The risk of a black swan should not be overlooked
The term “black swan” comes from the book Fooled by Randomness by Nassim Taleb. The idea is that rare unexpected events are actually the norm and should be expected. Today we face a number of risks that no one, including ourselves, expects to happen. We summarize some of these here because we believe Mr. Taleb is correct; we should always prepare for the unexpected.

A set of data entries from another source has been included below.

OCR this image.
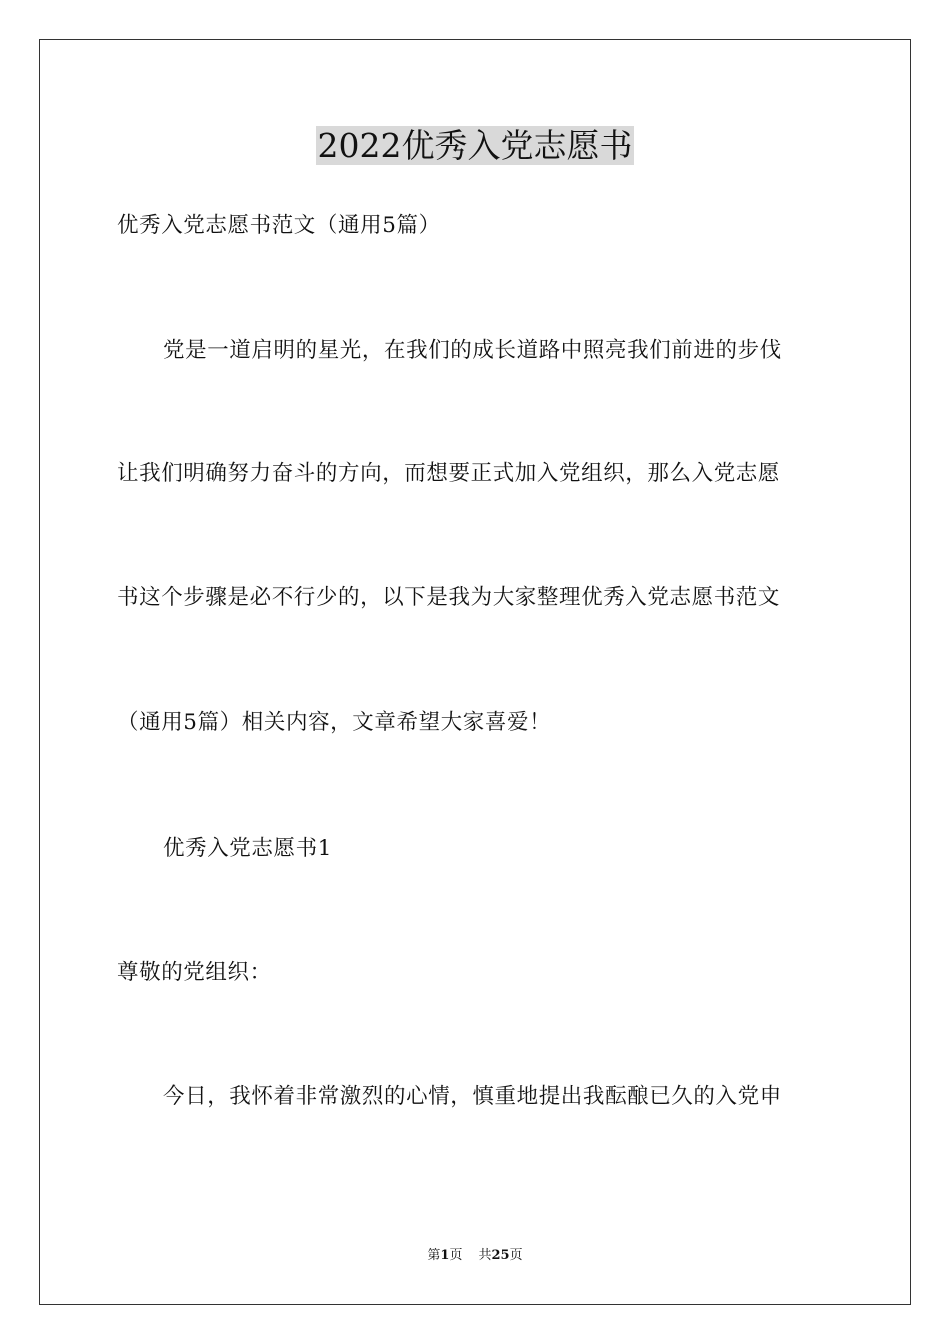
2022优秀入党志愿书
优秀入党志愿书范文（通用5篇）
党是一道启明的星光，在我们的成长道路中照亮我们前进的步伐
让我们明确努力奋斗的方向，而想要正式加入党组织，那么入党志愿
书这个步骤是必不行少的，以下是我为大家整理优秀入党志愿书范文
（通用5篇）相关内容，文章希望大家喜爱！
优秀入党志愿书1
尊敬的党组织：
今日，我怀着非常激烈的心情，慎重地提出我酝酿已久的入党申
第1页 共25页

- While we hope the so-called “fiscal cliff” will be resolved before the start of 2013, the issue creates real uncertainty heading into next year. If Congress fails to act within the next couple of weeks, taxes will increase by an estimated $500 to $700 billion, almost certainly sending the U.S. economy into recession. Most expect some sort of compromise, even if it is just pushing the issue into the future. Regardless of the outcome, we are concerned U.S. economic growth in 2013 will remain tepid. We believe much of the current controversy is more about political gamesmanship than any real attempt to resolve budget and deficit issues. Both parties are angling to make sure their rivals take the blame for what may lie ahead.
- The Middle East remains highly volatile. A crisis there could send fuel prices skyrocketing. Any U.S. involvement would result in higher spending and deficits the country can ill afford. The resulting harm to the economy from a Middle East crisis, including the possibility of higher interest rates, would not be favorable to housing.
- The Eurozone debt crisis continues to make headlines. In this interconnected world, it would be unwise to think that further problems in the Eurozone could not impact us here.
- Something else, even more unexpected than those we’ve outlined above.
Despite the risks – government intervention, higher taxes, and the other issues that keep us up at night – we remain relatively bullish on the housing market for 2013. We have little doubt that fewer people will be underwater by the end of the year, and that housing will have proven a relatively safer investment than entrusting your money elsewhere.
And no, there will still not be a wave of foreclosures.